Question

Show that a set S is infinite if and only if there is a proper subset A of S such that there is a one-to-one correspondence between A and S.

Short answer

S is infinite if and only if there is a proper subset A of S such that there is a one-to-one correspondence between A and S.

Step-by-step solution

Step: 1

Suppose S is infinite, and take a countably infinite subset $T=\left\{s_0,s_1,\dots \right\}$of S. Then there exist the map $\varphi :S\to S$ such that$\varphi \left(x\right)=x\mathrm{\forall }x\notin T\text{and}\varphi \left(s_i\right)=s_{i+1}$ and for elements of the subset T.

Step: 2

The map$\varphi$ is not surjective, so S is infinite.
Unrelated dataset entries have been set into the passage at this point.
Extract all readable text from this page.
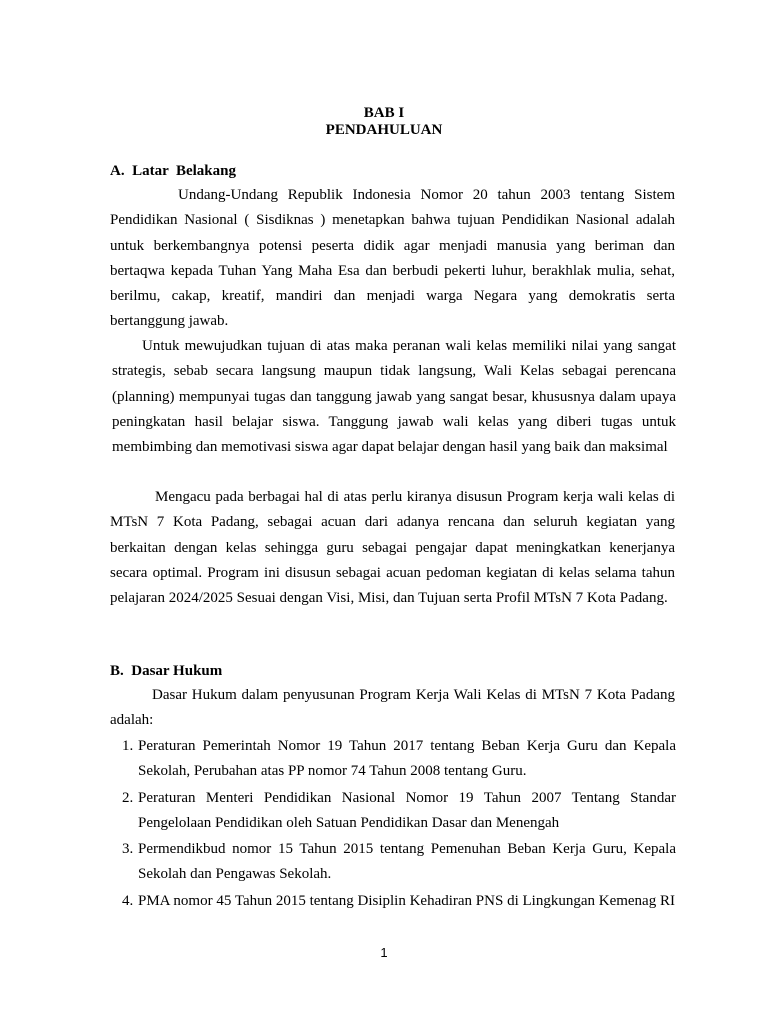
BAB I
PENDAHULUAN
A.  Latar  Belakang

Undang-Undang Republik Indonesia Nomor 20 tahun 2003 tentang Sistem Pendidikan Nasional ( Sisdiknas ) menetapkan bahwa tujuan Pendidikan Nasional adalah untuk berkembangnya potensi peserta didik agar menjadi manusia yang beriman dan bertaqwa kepada Tuhan Yang Maha Esa dan berbudi pekerti luhur, berakhlak mulia, sehat, berilmu, cakap, kreatif, mandiri dan menjadi warga Negara yang demokratis serta bertanggung jawab.

Untuk mewujudkan tujuan di atas maka peranan wali kelas memiliki nilai yang sangat strategis, sebab secara langsung maupun tidak langsung, Wali Kelas sebagai perencana (planning) mempunyai tugas dan tanggung jawab yang sangat besar, khususnya dalam upaya peningkatan hasil belajar siswa. Tanggung jawab wali kelas yang diberi tugas untuk membimbing dan memotivasi siswa agar dapat belajar dengan hasil yang baik dan maksimal

Mengacu pada berbagai hal di atas perlu kiranya disusun Program kerja wali kelas di MTsN 7 Kota Padang, sebagai acuan dari adanya rencana dan seluruh kegiatan yang berkaitan dengan kelas sehingga guru sebagai pengajar dapat meningkatkan kenerjanya secara optimal. Program ini disusun sebagai acuan pedoman kegiatan di kelas selama tahun pelajaran 2024/2025 Sesuai dengan Visi, Misi, dan Tujuan serta Profil MTsN 7 Kota Padang.

B.  Dasar Hukum

Dasar Hukum dalam penyusunan Program Kerja Wali Kelas di MTsN 7 Kota Padang adalah:

1. Peraturan Pemerintah Nomor 19 Tahun 2017 tentang Beban Kerja Guru dan Kepala Sekolah, Perubahan atas PP nomor 74 Tahun 2008 tentang Guru.
2. Peraturan Menteri Pendidikan Nasional Nomor 19 Tahun 2007 Tentang Standar Pengelolaan Pendidikan oleh Satuan Pendidikan Dasar dan Menengah
3. Permendikbud nomor 15 Tahun 2015 tentang Pemenuhan Beban Kerja Guru, Kepala Sekolah dan Pengawas Sekolah.
4. PMA nomor 45 Tahun 2015 tentang Disiplin Kehadiran PNS di Lingkungan Kemenag RI
1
Since $S\supseteq T=\left\{t_1,t_2,t_3,..\right\}$

$\begin{array}{r}{t}_1\leftrightarrow t_2\\ t_2\leftrightarrow t_4\\ t_3\leftrightarrow t_6\\ t_4\leftrightarrow t_8\\ t_5\leftrightarrow t_{10}\end{array}$

and for $s\in S\mathrm{\setminus }T,s\leftrightarrow s$

Step: 3

This a one-to-one correspondence between S and a proper subset of S. The proper subset contains as a member everything that appears to the right of the arrows above.